In due course, ABN AMRO will add the functionality to open new accounts online. “We aim to streamline the account opening process, and package the requirements for legal and regulatory information in a way that makes the process as easy as possible for clients,” says Ms Boden.

PROCTER AND GAMBLE: AN ABIDING INTEREST IN EFFICIENCY Procter and Gamble (P&G), a multinational manufacturer of personal product ranges, runs cash management for its western European operations – totalling 120 subsidiary companies across the region – from Newcastle in the north of England. It has been piloting ABN AMRO’s Online Client Service (OCS) solution since September 2006.

As a company with a strong interest in efficiency and automation, P&G was attracted to the fact that ABN AMRO was being proactive about STP [straight-through processing]. In addition, P&G was interested in the OCS proposition because of its ability to streamline so many aspects of communication and information.

Previously, if P&G wanted to do a balance check during the day it would either have to call up ABN AMRO or set up an inter-day balance check. “Now we can monitor our balances in real time across all our accounts and observe payment collections,” explains Russell Hall, EMEA Banking Operations and Relationship Manager at P&G.

“The change will definitely have liquidity benefits for us. And the ability to track the status of queries has been a great advantage over phone-based queries,” says Mr Hall.

P&G has already begun to talk to ABN AMRO about including account opening functionality in OCS and welcomes the open approach that the bank is taking. ABN AMRO has sought detailed feedback on every aspect of P&G’s experience with the service – no matter how minor – which has been described by the company as a “refreshing approach”.

BOREALIS: A DEMAND FOR VISIBILITY Borealis, a global plastics company, operates across Europe, in the US and Brazil through almost 30 companies.

Building on existing relationships with ABN AMRO, Borealis was eager to be a pilot client for the bank’s Online Client Service (OCS). “We had been searching for tools – specifically online tools – that would bring us new functionality, and OCS answered the call,” says Eddy Jacqmotte, manager, cash and bank within financial processes and services at Borealis Polymers NV in Belgium.

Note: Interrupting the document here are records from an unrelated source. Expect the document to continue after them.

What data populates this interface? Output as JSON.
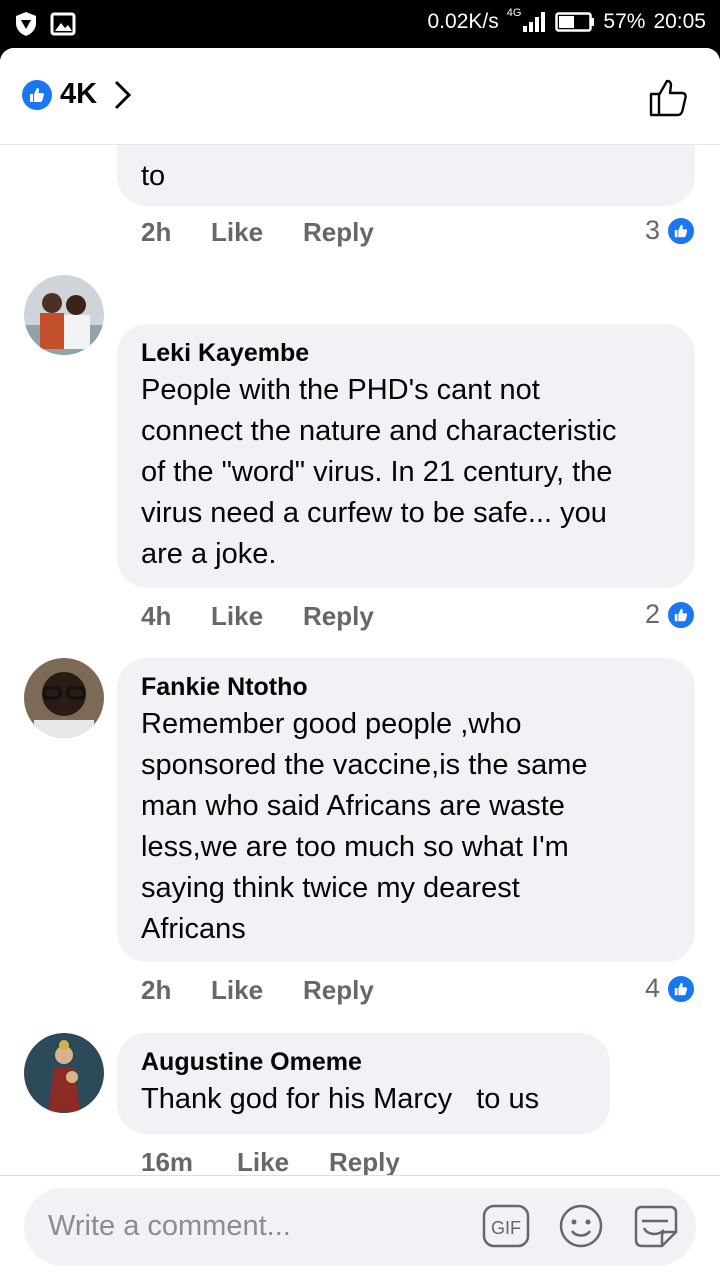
{
  "status_bar": {
    "network_speed": "0.02K/s",
    "network_type": "4G",
    "battery": "57%",
    "time": "20:05"
  },
  "header": {
    "reaction_count": "4K"
  },
  "truncated_comment": {
    "last_line": "to",
    "time": "2h",
    "like_label": "Like",
    "reply_label": "Reply",
    "reactions": "3"
  },
  "comments": [
    {
      "author": "Leki Kayembe",
      "lines": [
        "People with the PHD's cant not",
        "connect the nature and characteristic",
        "of the \"word\" virus. In 21 century, the",
        "virus need a curfew to be safe... you",
        "are a joke."
      ],
      "time": "4h",
      "like_label": "Like",
      "reply_label": "Reply",
      "reactions": "2"
    },
    {
      "author": "Fankie Ntotho",
      "lines": [
        "Remember good people ,who",
        "sponsored the vaccine,is the same",
        "man who said Africans are waste",
        "less,we are too much so what I'm",
        "saying think twice my dearest",
        "Africans"
      ],
      "time": "2h",
      "like_label": "Like",
      "reply_label": "Reply",
      "reactions": "4"
    },
    {
      "author": "Augustine Omeme",
      "lines": [
        "Thank god for his Marcy   to us"
      ],
      "time": "16m",
      "like_label": "Like",
      "reply_label": "Reply",
      "reactions": ""
    }
  ],
  "composer": {
    "placeholder": "Write a comment...",
    "gif_label": "GIF"
  },
  "colors": {
    "accent": "#1877f2",
    "bubble": "#f0f2f5",
    "meta": "#65676b"
  }
}
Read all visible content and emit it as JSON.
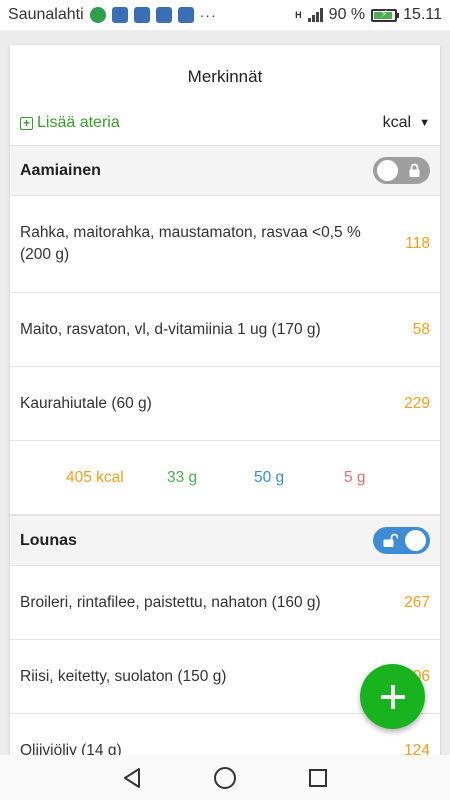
{
  "status_bar": {
    "carrier": "Saunalahti",
    "network": "H",
    "battery": "90 %",
    "battery_level": 0.9,
    "time": "15.11",
    "more": "···"
  },
  "title": "Merkinnät",
  "add_meal_label": "Lisää ateria",
  "unit": "kcal",
  "colors": {
    "accent_green": "#3b9b2f",
    "kcal": "#f0a020",
    "protein": "#4caf50",
    "carbs": "#3f8bd6",
    "fat": "#e86f6f",
    "fab": "#19b31f",
    "toggle_on": "#3f8bd6",
    "toggle_off": "#9e9e9e"
  },
  "meals": [
    {
      "name": "Aamiainen",
      "locked": true,
      "items": [
        {
          "name": "Rahka, maitorahka, maustamaton, rasvaa <0,5 % (200 g)",
          "kcal": "118"
        },
        {
          "name": "Maito, rasvaton, vl, d-vitamiinia 1 ug (170 g)",
          "kcal": "58"
        },
        {
          "name": "Kaurahiutale (60 g)",
          "kcal": "229"
        }
      ],
      "totals": {
        "kcal": "405 kcal",
        "protein": "33 g",
        "carbs": "50 g",
        "fat": "5 g"
      }
    },
    {
      "name": "Lounas",
      "locked": false,
      "items": [
        {
          "name": "Broileri, rintafilee, paistettu, nahaton (160 g)",
          "kcal": "267"
        },
        {
          "name": "Riisi, keitetty, suolaton (150 g)",
          "kcal": "206"
        },
        {
          "name": "Oliiviöljy (14 g)",
          "kcal": "124"
        }
      ]
    }
  ]
}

Mr Jacqmotte believes that Borealis had three major expectations of OCS, all of which have been satisfied: “First, we wanted to be able to check our balances frequently to improve our liquidity forecasting,” he says.

“That has always been possible but it has been difficult. Now we have complete visibility when we need it. In addition, the ability to see payments being made pleases the credit department because they can release orders sooner.”

Borealis’ second requirement was for greater clarity in relation to account administration. “It sounds like such a simple thing to be able to know who is responsible for what and who can sign off something, but in reality that sort of information is tough to get hold of, not least because arrangements vary so much between locations,” says Mr Jacqmotte. “With this system, compliance and internal controls become much easier.”

Third, Borealis had always sought the ability to trace enquiries more easily. “In the past, the system was focused on telephone queries,” says Mr Jacqmotte.

“The service was always good, but ultimately we felt that there must be an easier way to do these things. The answer was to automate the service: now you can just click to make a query and all the details of the query are available immediately.”

Borealis has also welcomed ABN AMRO’s intention to add account opening to its package of services in OCS. “Overall, this is a very powerful tool,” says Mr Jacqmotte. “In my view, ABN AMRO is the frontrunner in the development of this sort of service and I welcome the chance to work with it.”